Propóleo

De origen griego, la palabra própolis significa “defensor de la ciudad”.

Los egipcios lo usaban para embalsamar cadáveres. Los griegos y los romanos también descubrieron los beneficios de este pegamento de las abejas, y lo usaban para llagas e infecciones de la piel.

Persas e incas también le encontraron diversas cualidades, pero fue en el siglo XVII cuando el própolis pasó a formar parte de los libros de medicamentos oficiales (farmacopeas). Desde entonces, y hasta el siglo XX, se popularizó en Europa gracias a sus propiedades antisépticas para tratar infecciones de boca y garganta, algo que aún aprovechamos a día de hoy.

  • Origen, funciones y composición:

Esta sustancia resinosa, de color verde o casi negro, que obtienen las abejas de las yemas y cortezas de algunos árboles como el abedul, sauce, castaño, roble, pino, cerezo y algunas plantas herbáceas, también contiene además de resinas, polen y miel.

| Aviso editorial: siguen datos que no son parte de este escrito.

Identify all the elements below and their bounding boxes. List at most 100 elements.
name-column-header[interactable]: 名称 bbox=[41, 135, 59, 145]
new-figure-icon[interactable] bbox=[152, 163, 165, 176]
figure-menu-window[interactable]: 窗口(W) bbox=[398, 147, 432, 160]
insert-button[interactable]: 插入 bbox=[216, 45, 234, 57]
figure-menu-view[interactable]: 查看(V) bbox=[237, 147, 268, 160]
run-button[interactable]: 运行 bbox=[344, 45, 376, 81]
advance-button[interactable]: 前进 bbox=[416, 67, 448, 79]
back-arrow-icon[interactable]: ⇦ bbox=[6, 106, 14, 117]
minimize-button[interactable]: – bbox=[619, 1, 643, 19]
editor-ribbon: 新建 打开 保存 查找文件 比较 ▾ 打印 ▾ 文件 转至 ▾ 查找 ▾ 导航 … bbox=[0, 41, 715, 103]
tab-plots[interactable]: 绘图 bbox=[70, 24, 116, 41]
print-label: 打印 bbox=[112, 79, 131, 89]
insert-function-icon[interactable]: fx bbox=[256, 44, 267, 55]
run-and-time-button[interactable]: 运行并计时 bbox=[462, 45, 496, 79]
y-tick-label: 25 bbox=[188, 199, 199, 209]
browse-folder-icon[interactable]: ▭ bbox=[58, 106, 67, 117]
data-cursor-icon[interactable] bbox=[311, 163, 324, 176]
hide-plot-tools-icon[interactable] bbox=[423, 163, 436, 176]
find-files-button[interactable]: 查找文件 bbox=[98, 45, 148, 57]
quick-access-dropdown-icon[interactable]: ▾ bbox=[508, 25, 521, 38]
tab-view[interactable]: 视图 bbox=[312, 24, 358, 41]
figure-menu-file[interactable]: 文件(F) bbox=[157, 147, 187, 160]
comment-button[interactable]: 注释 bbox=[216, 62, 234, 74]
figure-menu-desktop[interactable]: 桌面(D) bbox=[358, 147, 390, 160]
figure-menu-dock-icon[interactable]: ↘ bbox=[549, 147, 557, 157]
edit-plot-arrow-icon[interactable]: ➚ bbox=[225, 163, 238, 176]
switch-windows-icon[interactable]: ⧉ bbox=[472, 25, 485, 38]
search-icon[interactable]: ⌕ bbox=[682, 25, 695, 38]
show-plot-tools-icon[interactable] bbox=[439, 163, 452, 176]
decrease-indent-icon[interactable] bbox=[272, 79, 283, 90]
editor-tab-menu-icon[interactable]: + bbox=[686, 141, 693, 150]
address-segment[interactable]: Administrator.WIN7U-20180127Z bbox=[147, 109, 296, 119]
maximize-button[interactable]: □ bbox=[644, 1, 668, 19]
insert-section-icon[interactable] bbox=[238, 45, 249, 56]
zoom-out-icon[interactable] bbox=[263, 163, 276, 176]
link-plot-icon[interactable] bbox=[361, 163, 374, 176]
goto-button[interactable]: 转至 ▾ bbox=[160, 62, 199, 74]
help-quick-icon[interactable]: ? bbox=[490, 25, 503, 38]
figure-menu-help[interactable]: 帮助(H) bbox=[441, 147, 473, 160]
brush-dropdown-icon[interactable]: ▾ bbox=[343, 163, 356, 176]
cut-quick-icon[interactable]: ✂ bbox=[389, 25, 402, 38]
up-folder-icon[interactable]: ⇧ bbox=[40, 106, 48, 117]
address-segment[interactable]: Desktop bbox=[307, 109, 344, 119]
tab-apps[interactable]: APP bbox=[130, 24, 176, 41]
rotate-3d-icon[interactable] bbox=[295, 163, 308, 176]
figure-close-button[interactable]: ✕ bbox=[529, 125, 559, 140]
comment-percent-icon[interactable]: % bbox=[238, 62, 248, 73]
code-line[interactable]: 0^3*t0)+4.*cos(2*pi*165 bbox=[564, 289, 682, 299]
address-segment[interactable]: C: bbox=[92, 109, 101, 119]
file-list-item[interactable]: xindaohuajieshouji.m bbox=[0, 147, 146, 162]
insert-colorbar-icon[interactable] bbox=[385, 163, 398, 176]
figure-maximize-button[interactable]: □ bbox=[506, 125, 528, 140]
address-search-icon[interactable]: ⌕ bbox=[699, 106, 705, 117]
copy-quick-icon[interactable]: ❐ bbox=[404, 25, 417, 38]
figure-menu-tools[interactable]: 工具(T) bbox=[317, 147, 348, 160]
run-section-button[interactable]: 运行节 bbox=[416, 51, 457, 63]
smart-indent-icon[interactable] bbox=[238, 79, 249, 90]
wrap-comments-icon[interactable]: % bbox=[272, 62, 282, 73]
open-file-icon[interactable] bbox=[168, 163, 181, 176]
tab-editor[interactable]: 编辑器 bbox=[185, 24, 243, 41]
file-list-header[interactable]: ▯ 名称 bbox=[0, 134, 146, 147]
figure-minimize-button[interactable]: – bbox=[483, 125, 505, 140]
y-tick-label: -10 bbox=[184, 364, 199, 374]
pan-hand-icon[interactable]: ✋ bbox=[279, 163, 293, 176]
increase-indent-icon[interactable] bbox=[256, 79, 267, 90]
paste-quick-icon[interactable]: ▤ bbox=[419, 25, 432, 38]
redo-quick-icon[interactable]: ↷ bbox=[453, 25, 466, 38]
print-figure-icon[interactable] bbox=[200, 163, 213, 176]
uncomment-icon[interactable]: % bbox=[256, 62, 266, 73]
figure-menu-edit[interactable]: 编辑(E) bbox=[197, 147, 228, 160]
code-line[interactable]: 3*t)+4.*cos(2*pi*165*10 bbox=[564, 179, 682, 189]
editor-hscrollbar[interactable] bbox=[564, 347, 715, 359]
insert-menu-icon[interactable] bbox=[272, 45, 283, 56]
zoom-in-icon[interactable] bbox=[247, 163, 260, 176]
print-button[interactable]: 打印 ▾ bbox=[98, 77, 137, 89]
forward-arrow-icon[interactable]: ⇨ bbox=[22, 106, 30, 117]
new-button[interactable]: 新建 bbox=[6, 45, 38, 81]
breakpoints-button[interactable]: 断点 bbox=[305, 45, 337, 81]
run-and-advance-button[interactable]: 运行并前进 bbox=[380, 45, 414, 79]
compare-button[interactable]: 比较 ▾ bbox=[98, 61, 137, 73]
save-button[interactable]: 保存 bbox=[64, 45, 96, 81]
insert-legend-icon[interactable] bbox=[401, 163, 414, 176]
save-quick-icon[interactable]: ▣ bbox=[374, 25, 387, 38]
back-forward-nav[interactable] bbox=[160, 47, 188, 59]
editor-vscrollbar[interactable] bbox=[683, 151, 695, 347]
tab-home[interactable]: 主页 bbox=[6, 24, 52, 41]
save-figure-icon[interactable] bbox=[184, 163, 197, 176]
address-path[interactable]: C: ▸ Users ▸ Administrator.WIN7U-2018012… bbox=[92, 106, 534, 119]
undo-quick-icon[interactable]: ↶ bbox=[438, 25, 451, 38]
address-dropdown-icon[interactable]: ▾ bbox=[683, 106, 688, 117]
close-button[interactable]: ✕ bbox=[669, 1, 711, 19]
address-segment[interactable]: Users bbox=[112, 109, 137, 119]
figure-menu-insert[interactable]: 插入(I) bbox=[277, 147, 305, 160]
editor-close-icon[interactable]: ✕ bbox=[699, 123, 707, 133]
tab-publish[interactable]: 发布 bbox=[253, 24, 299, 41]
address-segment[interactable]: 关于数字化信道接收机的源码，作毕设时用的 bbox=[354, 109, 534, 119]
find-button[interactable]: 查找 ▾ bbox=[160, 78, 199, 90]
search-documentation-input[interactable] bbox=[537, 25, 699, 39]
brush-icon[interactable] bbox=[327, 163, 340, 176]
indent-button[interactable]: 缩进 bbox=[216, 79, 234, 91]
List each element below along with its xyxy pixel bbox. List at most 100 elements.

Con el propóleo, las abejas sellan la colmena para protegerla de los elementos, la hacen más defendible cerrando entradas alternativas, refuerzan su estabilidad estructural, reducen las vibraciones, y previenen enfermedades y parásitos. Cubren con propóleo herméticamente las paredes de la colmena y así la protegen de virus, hongos y bacterias. También lo utilizan para embalsamar a los enemigos voluminosos que no pueden sacar de las colmenas y podrían pudrirse.

Está compuesto de provitamina A, vitaminas del grupo B (especialmente B3), aminoácidos, minerales y bioflavonoides (vitamina P). Es rico en aceites esenciales y resinas balsámicas, contiene además derivados del ácido benzoico, compuestos terpénicos y flavonoides. Su composición confirma sus propiedades antisépticas, antibacterianas y fungicidas.

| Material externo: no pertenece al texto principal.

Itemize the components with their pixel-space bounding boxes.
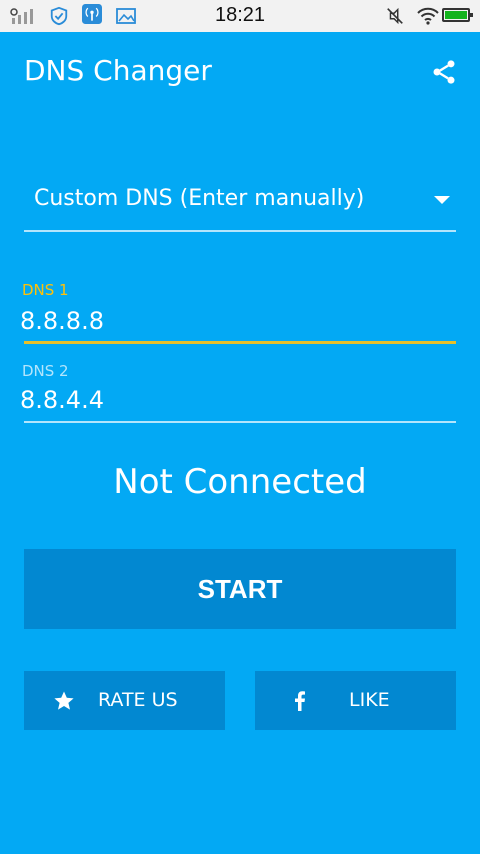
status-bar: 18:21 [0,0,480,32]
connection-status: Not Connected [113,462,367,502]
app-title: DNS Changer [24,54,212,87]
dns2-input[interactable] [20,386,440,414]
start-button[interactable]: START [24,549,456,629]
dns-preset-selected: Custom DNS (Enter manually) [34,186,365,211]
wifi-icon [417,7,439,25]
mute-icon [387,7,403,25]
dns1-input[interactable] [20,307,440,335]
dns1-label: DNS 1 [22,281,69,299]
rate-us-button[interactable]: RATE US [24,671,225,730]
like-button[interactable]: LIKE [255,671,456,730]
share-icon[interactable] [430,58,458,86]
rate-us-label: RATE US [98,689,178,711]
dns-preset-dropdown[interactable]: Custom DNS (Enter manually) [24,172,456,232]
battery-icon [442,8,473,22]
like-label: LIKE [349,689,390,711]
dropdown-arrow-icon [434,196,450,204]
facebook-icon [295,691,305,711]
status-time: 18:21 [214,4,266,26]
dns2-label: DNS 2 [22,362,69,380]
dns2-underline [24,421,456,423]
dns1-underline [24,341,456,344]
star-icon [54,691,74,710]
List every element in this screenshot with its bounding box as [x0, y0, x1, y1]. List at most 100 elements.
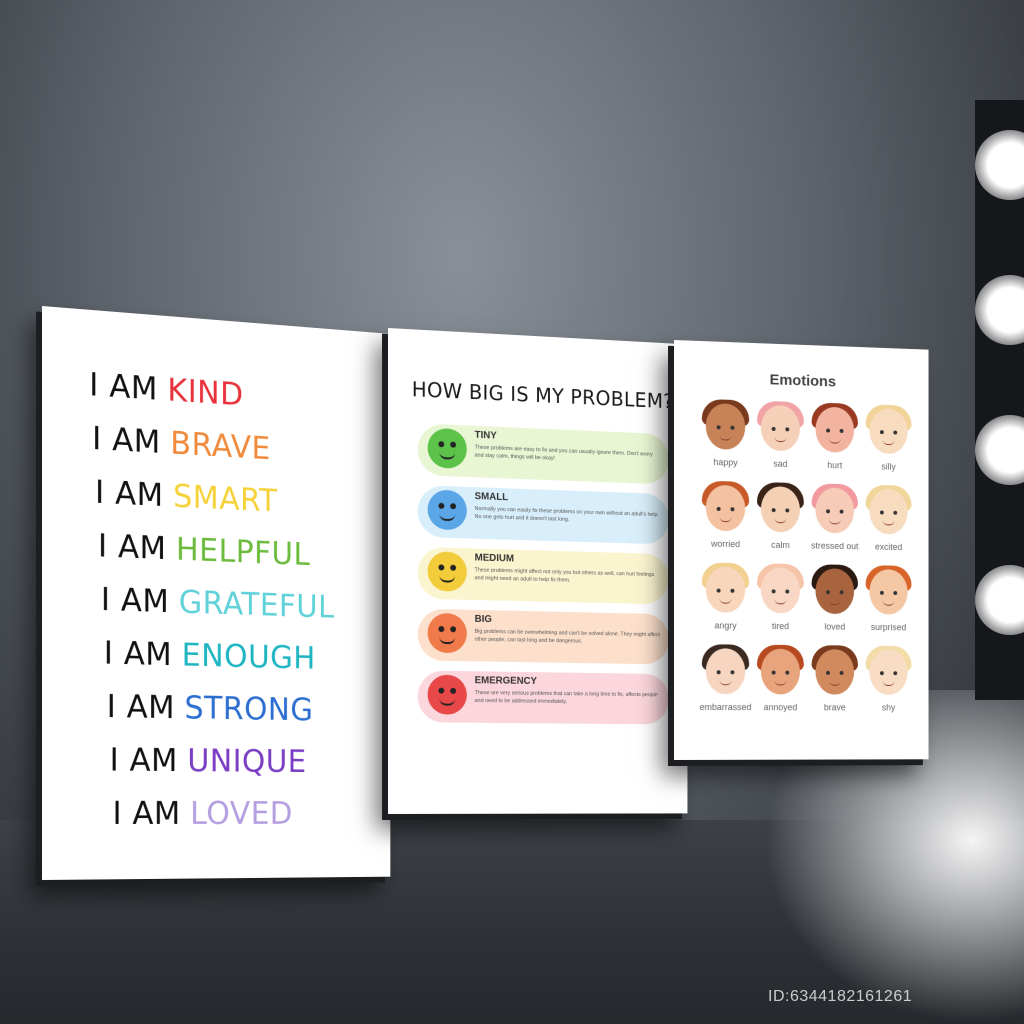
emotion-label: hurt [804, 459, 866, 470]
emotion-label: stressed out [804, 540, 866, 551]
child-face-icon [761, 567, 800, 613]
affirmation-prefix: I AM [101, 580, 169, 620]
affirmation-word: GRATEFUL [179, 583, 335, 625]
problem-level-label: BIG [475, 614, 492, 625]
affirmation-prefix: I AM [110, 741, 178, 779]
emoji-face-icon [428, 551, 467, 592]
emoji-face-icon [428, 428, 467, 469]
emotion-card: embarrassed [700, 644, 751, 720]
affirmations-poster: I AM KIND I AM BRAVE I AM SMART I AM HELPFUL I A… [42, 306, 390, 880]
affirmation-line: I AM UNIQUE [110, 733, 335, 788]
emotion-label: annoyed [749, 702, 811, 712]
emotion-card: shy [864, 646, 914, 721]
affirmation-line: I AM STRONG [107, 679, 335, 736]
problem-level-description: These are very serious problems that can… [475, 689, 662, 707]
affirmation-word: STRONG [184, 689, 313, 728]
emotion-label: happy [694, 457, 757, 469]
child-face-icon [869, 650, 907, 695]
emotion-label: calm [749, 539, 811, 550]
problem-poster-title: HOW BIG IS MY PROBLEM? [412, 377, 671, 413]
emotion-card: hurt [810, 402, 860, 478]
affirmation-prefix: I AM [107, 687, 175, 726]
emotion-card: excited [864, 485, 914, 560]
emotion-label: tired [749, 621, 811, 632]
problem-level-band: EMERGENCY These are very serious problems… [418, 670, 669, 724]
affirmation-prefix: I AM [92, 419, 161, 461]
emotion-label: sad [749, 458, 811, 470]
emotion-label: angry [694, 620, 757, 631]
affirmation-prefix: I AM [95, 473, 164, 514]
child-face-icon [815, 407, 854, 453]
emotions-poster: Emotions happy sad hurt silly worried calm str… [674, 340, 929, 760]
problem-level-band: BIG Big problems can be overwhelming and … [418, 609, 669, 665]
problem-level-description: These problems are easy to fix and you c… [475, 444, 662, 467]
emotion-label: shy [858, 703, 919, 713]
emotion-card: brave [810, 645, 860, 720]
affirmation-prefix: I AM [113, 794, 181, 832]
emotion-card: worried [700, 481, 751, 558]
emotion-label: silly [858, 461, 919, 472]
affirmation-word: ENOUGH [182, 636, 316, 676]
emotion-label: excited [858, 541, 919, 552]
emotions-poster-title: Emotions [674, 368, 929, 394]
problem-level-label: SMALL [475, 491, 508, 503]
emotion-card: surprised [864, 565, 914, 640]
emotion-card: silly [864, 404, 914, 480]
affirmations-list: I AM KIND I AM BRAVE I AM SMART I AM HELPFUL I A… [89, 357, 334, 839]
affirmation-word: LOVED [190, 795, 293, 832]
affirmation-prefix: I AM [98, 527, 166, 567]
child-face-icon [761, 649, 800, 695]
affirmation-line: I AM GRATEFUL [101, 572, 335, 633]
child-face-icon [761, 405, 800, 452]
affirmation-word: HELPFUL [176, 530, 310, 573]
child-face-icon [869, 408, 907, 454]
emotion-card: angry [700, 562, 751, 638]
emotion-card: calm [755, 482, 806, 558]
affirmation-word: UNIQUE [187, 742, 306, 780]
emotion-label: embarrassed [694, 702, 757, 712]
emoji-face-icon [428, 489, 467, 530]
problem-level-label: MEDIUM [475, 552, 514, 564]
emotion-label: surprised [858, 622, 919, 632]
problem-level-band: MEDIUM These problems might affect not on… [418, 547, 669, 605]
problem-level-label: TINY [475, 430, 497, 442]
emotion-card: happy [700, 399, 751, 476]
problem-levels: TINY These problems are easy to fix and y… [388, 328, 687, 344]
emotion-card: annoyed [755, 645, 806, 720]
child-face-icon [815, 568, 854, 614]
child-face-icon [706, 648, 745, 694]
child-face-icon [869, 489, 907, 535]
child-face-icon [815, 487, 854, 533]
problem-level-band: SMALL Normally you can easily fix these p… [418, 485, 669, 544]
emotion-label: brave [804, 702, 866, 712]
affirmation-line: I AM HELPFUL [98, 519, 335, 582]
affirmation-line: I AM LOVED [113, 786, 335, 839]
affirmation-line: I AM ENOUGH [104, 626, 335, 685]
emoji-face-icon [428, 613, 467, 653]
affirmation-prefix: I AM [89, 365, 158, 407]
problem-level-description: Big problems can be overwhelming and can… [475, 628, 662, 647]
emotion-card: stressed out [810, 483, 860, 559]
emotion-card: tired [755, 563, 806, 639]
emoji-face-icon [428, 675, 467, 715]
affirmation-word: BRAVE [170, 424, 270, 467]
emotions-grid: happy sad hurt silly worried calm stressed out… [700, 399, 914, 720]
child-face-icon [869, 569, 907, 615]
problem-level-label: EMERGENCY [475, 675, 537, 687]
problem-level-description: These problems might affect not only you… [475, 566, 662, 587]
child-face-icon [815, 649, 854, 695]
problem-level-description: Normally you can easily fix these proble… [475, 505, 662, 527]
problem-level-band: TINY These problems are easy to fix and y… [418, 423, 669, 484]
emotion-card: loved [810, 564, 860, 639]
emotion-card: sad [755, 401, 806, 478]
affirmation-prefix: I AM [104, 634, 172, 673]
affirmation-word: KIND [167, 371, 243, 413]
emotion-label: worried [694, 538, 757, 549]
child-face-icon [761, 486, 800, 532]
watermark-id: ID:6344182161261 [768, 988, 912, 1006]
child-face-icon [706, 567, 745, 613]
problem-size-poster: HOW BIG IS MY PROBLEM? TINY These problem… [388, 328, 687, 814]
child-face-icon [706, 403, 745, 450]
child-face-icon [706, 485, 745, 532]
emotion-label: loved [804, 621, 866, 631]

  • Propiedades medicinales:

El propóleo, según han demostrado varios estudios científicos, posee muchas otras propiedades medicinales, entre las que se le reconocen: antibióticas (fungicida y bacteriana), cicatrizantes, antiinflamatorias, inmunoestimulantes, analgésicas, antialérgicas, epitelizantes y anestésicas, entre otras. Puede usarse puro, en polvo, en forma de aceite o en tintura.

  • Usos principales de la tintura de propóleo:

Nosotros empleamos el propóleo en tintura, y sus usos principales son los siguientes:

  • Prevención: ante los primeros síntomas de un proceso viral o gripal es aconsejable tomar tintura de propóleo para evitar el progreso de la enfermedad.
  • Reforzar el sistema inmunológico: es ideal tomar tintura de propóleo para fortalecer las defensas sobre todo durante los cambios de estaciones.
  • Mantenimiento de la higiene bucal: la tintura de propóleo es efectiva para mantener una buena higiene bucal. Ayuda a mantener la salud de la boca, estimula la generación de esmalte dental, impide la formación de caries y placa bacteriana, y favorece la curación de llagas, aftas bucales y otros problemas periodontales. Parece ser que es posiblemente efectivo para el tratamiento del herpes labial, dolor e inflamación bucal. Ingrediente a añadir en las pastas de dientes.
  • Curar heridas en la piel: se puede aplicar tintura de propóleo sobre heridas, quemaduras, raspones, y otros problemas de la piel ya que cuenta con una acción cicatrizante y antiinflamatoria. El propóleo es un componente básico de ungüentos destinados a curar eritemas, eccemas, acné, dermatitis, herpes, etc.
  • Tratamiento para enfermedades respiratorias: en el caso de las afecciones de las vías respiratorias puede ser ingerida la tintura de propóleo frecuentemente como un tratamiento. También es un ingrediente habitual en jarabes para afecciones respiratorias.
  • Nuestra tintura de propóleo:

Nuestra tintura de propóleo es un extracto alcohólico realizado con propóleo proveniente de colmenas de abejas felices de Liébana -Cantabria- macerado (en una proporción de aprox. 35%) en alcohol etílico -de uso alimentario- y orujo artesano gallego.

  • Modo de empleo:

Añades 7 ú 8 gotas de tintura en un poquito de agua o zumo por las mañanas y lo tomas durante 20 a 30 días, siempre que quieras subir las defensas y reforzar tu sistema inmunitario. Utilízalo sólo o diluido para uso puntual, en el resto de indicaciones terapéuticas señaladas más arriba.